Sadly, there is no GitHub repo for this particular data dig. Just under half of the data we looked at are in PDFs. However, there is some code on ScraperWiki.
The code I have is not great, I’ll be the first to admit that. I really just wanted it to do the job. I’m slowly beginning to do things ‘developer-style’. My first step is to actually ensure the structure of the code is robust. So I split each scraper (the bulk Purchase Award Contracts and two types of packaged Purchase Award Contracts had to be scraped separately) into 3 – 4 steps.
For instance, looking at the packaged contracts, I :
- Fetched the link to each text file for all the years
- For each text file I fetch all the content into one long string (these two steps could easily be combined, but if the content changes/gets wiped I will always have the original content in a separate file. Keep all original records, it’s just the journalist in me)
- The content of each text file was then parsed for the relevant information. Separating these two steps means ScraperWiki run time is kept to a minimum when making calls to a website. This time is limited so you would want to separate your parsing from your scraping.
- Port allocation reports were structured differently to the Purchase Awards so they were parsed differently from the script in step 2.
I downloaded these as CSVs and put them into a SQL database. For the fiscal year we were interested in, I pulled the Excel files of the Cargo Availability Reports together by copy and paste. I put this into the database and joined Purchase Award Contract to Cargo Availability Report on contract number, port and quantity. The other fields like company and commodity were free text fields so those might not match even if they were supposed to be the same thing. I wanted to avoid duplicating entries on the join so these fields looked best to me.
The Excel files were not consistent in their heading structure so pulling them together programmatically would probably involve more effort. Given time and better programming skills I would have liked to have done this and written a combinatorics programme to match the contracts to the cargo reports when the quantities were split over several shipments.

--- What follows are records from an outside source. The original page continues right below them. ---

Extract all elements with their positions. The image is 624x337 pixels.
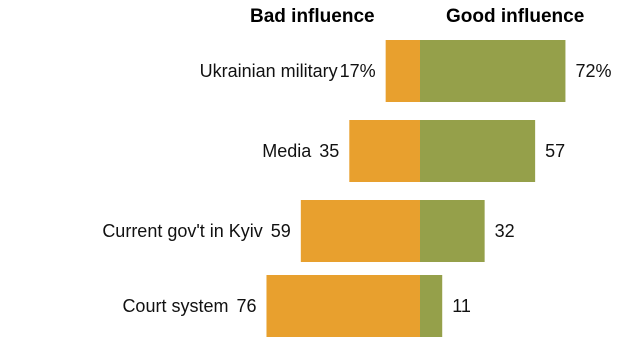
bar-bad-media xyxy=(349,120,420,182)
bar-good-court-system xyxy=(420,275,443,337)
value-label-bad-current-gov-t-in-kyiv: 59 xyxy=(271,221,291,241)
value-label-good-court-system: 11 xyxy=(452,296,471,316)
bar-bad-ukrainian-military xyxy=(385,40,420,102)
bar-bad-court-system xyxy=(266,275,420,337)
bar-good-ukrainian-military xyxy=(420,40,566,102)
bar-bad-current-gov-t-in-kyiv xyxy=(300,200,420,262)
value-label-good-current-gov-t-in-kyiv: 32 xyxy=(495,221,515,241)
bar-good-current-gov-t-in-kyiv xyxy=(420,200,485,262)
value-label-bad-ukrainian-military: 17% xyxy=(340,61,376,81)
value-label-good-ukrainian-military: 72% xyxy=(575,61,611,81)
value-label-good-media: 57 xyxy=(545,141,565,161)
bar-good-media xyxy=(420,120,536,182)
header-good-influence: Good influence xyxy=(446,6,585,27)
value-label-bad-media: 35 xyxy=(319,141,339,161)
category-label-ukrainian-military: Ukrainian military xyxy=(200,61,338,81)
category-label-court-system: Court system xyxy=(122,296,228,316)
category-label-current-gov-t-in-kyiv: Current gov't in Kyiv xyxy=(102,221,263,241)
header-bad-influence: Bad influence xyxy=(250,6,375,27)
value-label-bad-court-system: 76 xyxy=(236,296,256,316)
category-label-media: Media xyxy=(262,141,312,161)
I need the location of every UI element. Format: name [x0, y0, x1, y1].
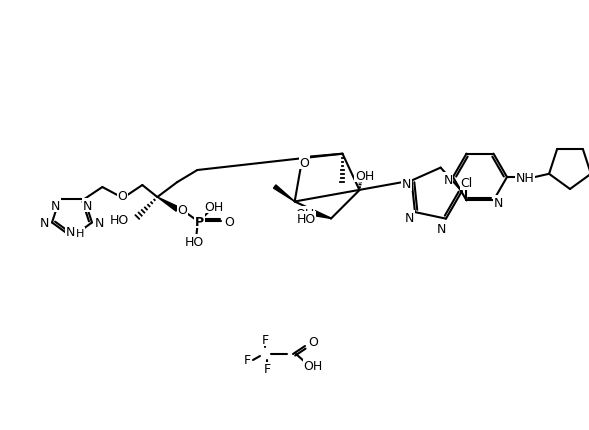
Text: N: N	[94, 216, 104, 230]
Text: OH: OH	[296, 208, 315, 221]
Text: HO: HO	[296, 212, 316, 225]
Text: F: F	[263, 362, 270, 376]
Text: F: F	[243, 353, 250, 366]
Text: N: N	[82, 199, 92, 212]
Text: H: H	[76, 228, 84, 239]
Text: N: N	[405, 211, 415, 224]
Text: N: N	[39, 216, 49, 230]
Text: P: P	[195, 215, 204, 228]
Text: O: O	[177, 203, 187, 216]
Text: F: F	[262, 333, 269, 346]
Text: HO: HO	[110, 213, 129, 226]
Text: N: N	[494, 197, 503, 209]
Text: Cl: Cl	[461, 176, 472, 190]
Text: N: N	[444, 173, 453, 186]
Polygon shape	[313, 212, 331, 219]
Text: O: O	[224, 215, 234, 228]
Polygon shape	[273, 185, 294, 202]
Text: HO: HO	[185, 235, 204, 248]
Text: N: N	[402, 178, 411, 190]
Text: O: O	[300, 157, 309, 169]
Text: N: N	[65, 225, 75, 238]
Text: O: O	[117, 189, 127, 202]
Text: N: N	[51, 199, 60, 212]
Text: O: O	[308, 336, 318, 349]
Text: OH: OH	[303, 359, 323, 373]
Text: N: N	[436, 223, 446, 236]
Text: NH: NH	[515, 171, 534, 184]
Text: OH: OH	[205, 200, 224, 213]
Polygon shape	[157, 197, 178, 212]
Text: OH: OH	[355, 169, 374, 182]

The biggest complication in getting the data together was finding out where everything was and how it was all related. Another obstacle that highlights how difficult it was to piece together the data, is the fact that the reference numbers for 4 different documents have the same number structure. For instance, the packaged PDFs on the dreadful web portal have a “Bid Invitation” numbers that look exactly like the “Purchase Requisition” number in the Cargo Availability Reports but in fact refers to the same structured number (2000000XXX) in the filename!
There is public data and data made for public use. These are not the same thing.